RECIPE BY ALEXANDRA PASKA OF @PLANTBASED.TRAVELER
Bring some asian flavours to your menu at home with this tasty and easy recipe. Tempeh can simply be substituted with tofu so don't be afraid to use your favourite plant-based protein!
- 1 package of tempeh
- multi-colored bell peppers, 2-3 large (diced)
- 1 chili, deseeded if preferred for less heat (minced)
- 1 can of pineapple rings or chunks in juice (reserve 2-3 rings and the pineapple juice.)
- 1/4 cup low-sodium soy sauce
- 2 tbsp coconut aminos
- 1/2 tbsp grated ginger
- 1 tbsp maple syrup
- 1 tbsp cornstarch
- cooked rice, to serve
- chopped fresh cilantro, to serve
- Place tempeh block in a shallow bowl, pour boiling water until covered and let it sit for 10-15 minutes. This step is optional but it helps remove some of the bitterness.
- Add the reserved pineapple rings, pineapple juice, ginger, soy sauce, coconut aminos, maple syrup and corn starch to a blender and blend until smooth.
- Remove tempeh from the water and also cut into large bite-sized pieces.

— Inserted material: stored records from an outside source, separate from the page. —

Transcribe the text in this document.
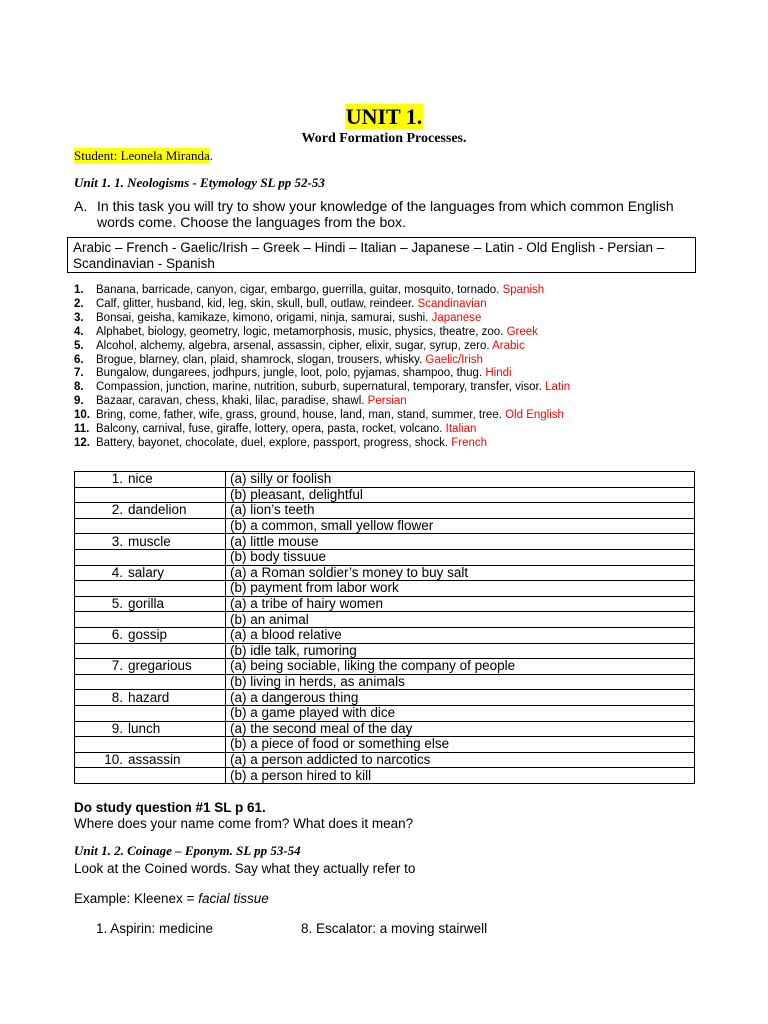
UNIT 1.
Word Formation Processes.
Student: Leonela Miranda.
Unit 1. 1. Neologisms - Etymology SL pp 52-53
A. In this task you will try to show your knowledge of the languages from which common English words come. Choose the languages from the box.
Arabic – French - Gaelic/Irish – Greek – Hindi – Italian – Japanese – Latin - Old English - Persian – Scandinavian - Spanish
1. Banana, barricade, canyon, cigar, embargo, guerrilla, guitar, mosquito, tornado. Spanish
2. Calf, glitter, husband, kid, leg, skin, skull, bull, outlaw, reindeer. Scandinavian
3. Bonsai, geisha, kamikaze, kimono, origami, ninja, samurai, sushi. Japanese
4. Alphabet, biology, geometry, logic, metamorphosis, music, physics, theatre, zoo. Greek
5. Alcohol, alchemy, algebra, arsenal, assassin, cipher, elixir, sugar, syrup, zero. Arabic
6. Brogue, blarney, clan, plaid, shamrock, slogan, trousers, whisky. Gaelic/Irish
7. Bungalow, dungarees, jodhpurs, jungle, loot, polo, pyjamas, shampoo, thug. Hindi
8. Compassion, junction, marine, nutrition, suburb, supernatural, temporary, transfer, visor. Latin
9. Bazaar, caravan, chess, khaki, lilac, paradise, shawl. Persian
10. Bring, come, father, wife, grass, ground, house, land, man, stand, summer, tree. Old English
11. Balcony, carnival, fuse, giraffe, lottery, opera, pasta, rocket, volcano. Italian
12. Battery, bayonet, chocolate, duel, explore, passport, progress, shock. French
1. nice	(a) silly or foolish
	(b) pleasant, delightful
2. dandelion	(a) lion’s teeth
	(b) a common, small yellow flower
3. muscle	(a) little mouse
	(b) body tissuue
4. salary	(a) a Roman soldier’s money to buy salt
	(b) payment from labor work
5. gorilla	(a) a tribe of hairy women
	(b) an animal
6. gossip	(a) a blood relative
	(b) idle talk, rumoring
7. gregarious	(a) being sociable, liking the company of people
	(b) living in herds, as animals
8. hazard	(a) a dangerous thing
	(b) a game played with dice
9. lunch	(a) the second meal of the day
	(b) a piece of food or something else
10. assassin	(a) a person addicted to narcotics
	(b) a person hired to kill
Do study question #1 SL p 61.
Where does your name come from? What does it mean?
Unit 1. 2. Coinage – Eponym. SL pp 53-54
Look at the Coined words. Say what they actually refer to
Example: Kleenex = facial tissue
1. Aspirin: medicine	8. Escalator: a moving stairwell
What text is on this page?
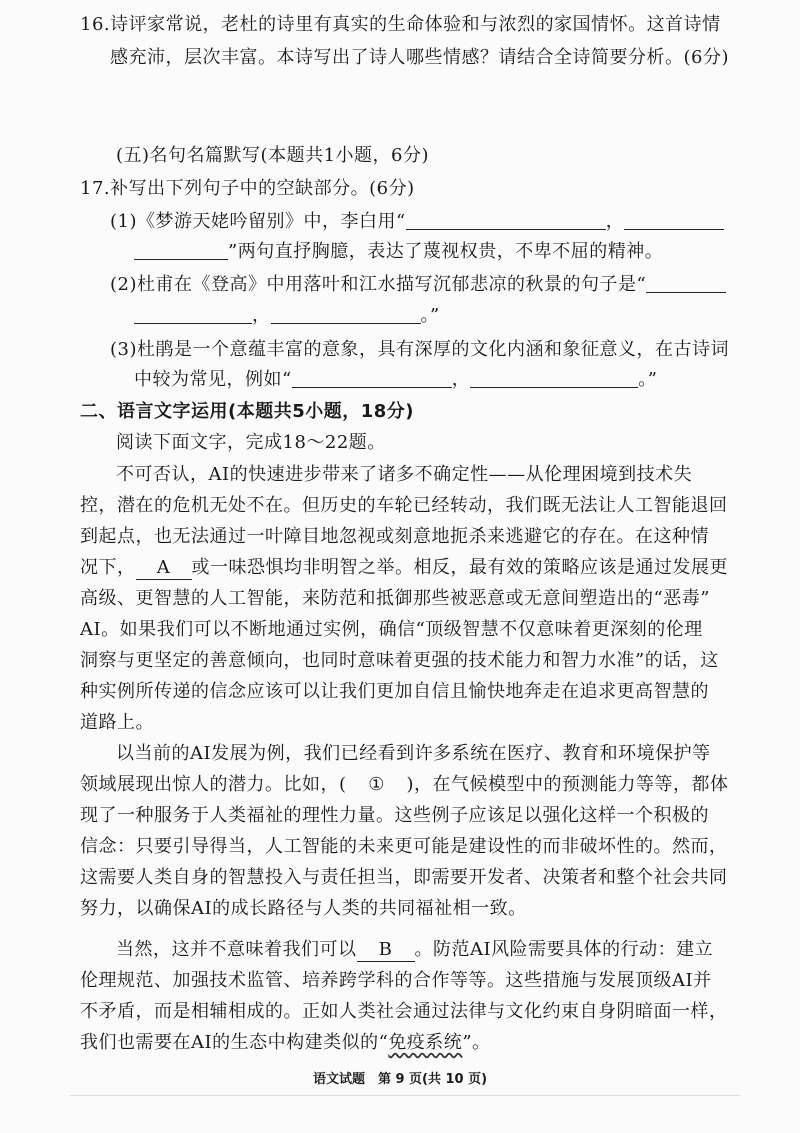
16.诗评家常说，老杜的诗里有真实的生命体验和与浓烈的家国情怀。这首诗情
感充沛，层次丰富。本诗写出了诗人哪些情感？请结合全诗简要分析。(6分)
(五)名句名篇默写(本题共1小题，6分)
17.补写出下列句子中的空缺部分。(6分)
(1)《梦游天姥吟留别》中，李白用“	，
”两句直抒胸臆，表达了蔑视权贵，不卑不屈的精神。
(2)杜甫在《登高》中用落叶和江水描写沉郁悲凉的秋景的句子是“
，	。”
(3)杜鹃是一个意蕴丰富的意象，具有深厚的文化内涵和象征意义，在古诗词
中较为常见，例如“	，	。”
二、语言文字运用(本题共5小题，18分)
阅读下面文字，完成18～22题。
不可否认，AI的快速进步带来了诸多不确定性——从伦理困境到技术失
控，潜在的危机无处不在。但历史的车轮已经转动，我们既无法让人工智能退回
到起点，也无法通过一叶障目地忽视或刻意地扼杀来逃避它的存在。在这种情
况下， A 或一味恐惧均非明智之举。相反，最有效的策略应该是通过发展更
高级、更智慧的人工智能，来防范和抵御那些被恶意或无意间塑造出的“恶毒”
AI。如果我们可以不断地通过实例，确信“顶级智慧不仅意味着更深刻的伦理
洞察与更坚定的善意倾向，也同时意味着更强的技术能力和智力水准”的话，这
种实例所传递的信念应该可以让我们更加自信且愉快地奔走在追求更高智慧的
道路上。
以当前的AI发展为例，我们已经看到许多系统在医疗、教育和环境保护等
领域展现出惊人的潜力。比如，( ① )，在气候模型中的预测能力等等，都体
现了一种服务于人类福祉的理性力量。这些例子应该足以强化这样一个积极的
信念：只要引导得当，人工智能的未来更可能是建设性的而非破坏性的。然而，
这需要人类自身的智慧投入与责任担当，即需要开发者、决策者和整个社会共同
努力，以确保AI的成长路径与人类的共同福祉相一致。
当然，这并不意味着我们可以 B 。防范AI风险需要具体的行动：建立
伦理规范、加强技术监管、培养跨学科的合作等等。这些措施与发展顶级AI并
不矛盾，而是相辅相成的。正如人类社会通过法律与文化约束自身阴暗面一样，
我们也需要在AI的生态中构建类似的“免疫系统”。
语文试题　第 9 页(共 10 页)
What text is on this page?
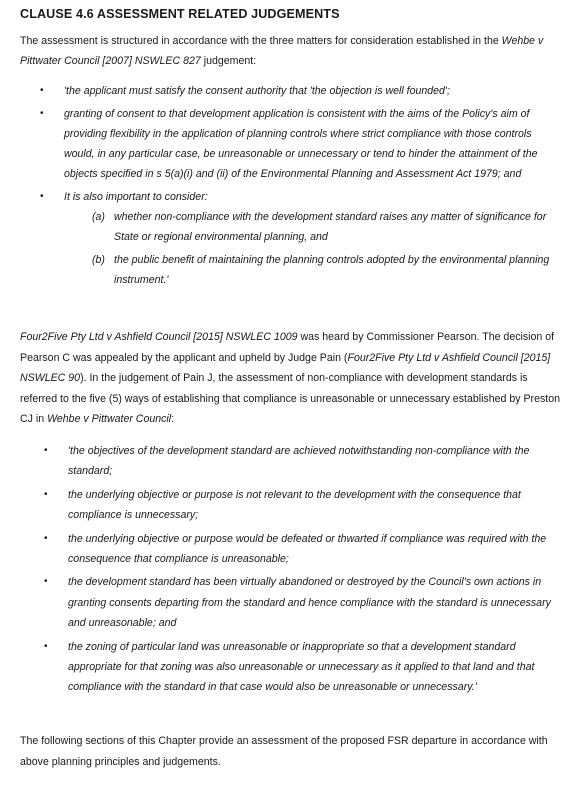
CLAUSE 4.6 ASSESSMENT RELATED JUDGEMENTS

The assessment is structured in accordance with the three matters for consideration established in the Wehbe v Pittwater Council [2007] NSWLEC 827 judgement:

• 'the applicant must satisfy the consent authority that 'the objection is well founded';
• granting of consent to that development application is consistent with the aims of the Policy's aim of providing flexibility in the application of planning controls where strict compliance with those controls would, in any particular case, be unreasonable or unnecessary or tend to hinder the attainment of the objects specified in s 5(a)(i) and (ii) of the Environmental Planning and Assessment Act 1979; and
• It is also important to consider:
(a) whether non-compliance with the development standard raises any matter of significance for State or regional environmental planning, and
(b) the public benefit of maintaining the planning controls adopted by the environmental planning instrument.'

Four2Five Pty Ltd v Ashfield Council [2015] NSWLEC 1009 was heard by Commissioner Pearson. The decision of Pearson C was appealed by the applicant and upheld by Judge Pain (Four2Five Pty Ltd v Ashfield Council [2015] NSWLEC 90). In the judgement of Pain J, the assessment of non-compliance with development standards is referred to the five (5) ways of establishing that compliance is unreasonable or unnecessary established by Preston CJ in Wehbe v Pittwater Council:

• 'the objectives of the development standard are achieved notwithstanding non-compliance with the standard;
• the underlying objective or purpose is not relevant to the development with the consequence that compliance is unnecessary;
• the underlying objective or purpose would be defeated or thwarted if compliance was required with the consequence that compliance is unreasonable;
• the development standard has been virtually abandoned or destroyed by the Council's own actions in granting consents departing from the standard and hence compliance with the standard is unnecessary and unreasonable; and
• the zoning of particular land was unreasonable or inappropriate so that a development standard appropriate for that zoning was also unreasonable or unnecessary as it applied to that land and that compliance with the standard in that case would also be unreasonable or unnecessary.'

The following sections of this Chapter provide an assessment of the proposed FSR departure in accordance with above planning principles and judgements.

- Heat up a wok or sauté pan, add a small amount of avocado (or other cooking) oil and stir-fry bell peppers until lightly charred. Add chili, tempeh and pineapple pieces and cook until lightly charred but cooked through.
- Pour sauce into the pan, bring to a boil and cook for a few minutes until thick and a bit sticky. Stirring frequently to prevent lumps in the sauce and to prevent burning.
- Serve hot over freshly steamed rice and garnish with some fresh cilantro. Enjoy!
Alex is a certified personal trainer and health coach from Germany, currently based in New Jersey, USA. A love for food and travel inspired her to share easy and delicious vegan recipes to
encourage people from around the world to eat more plant-based food.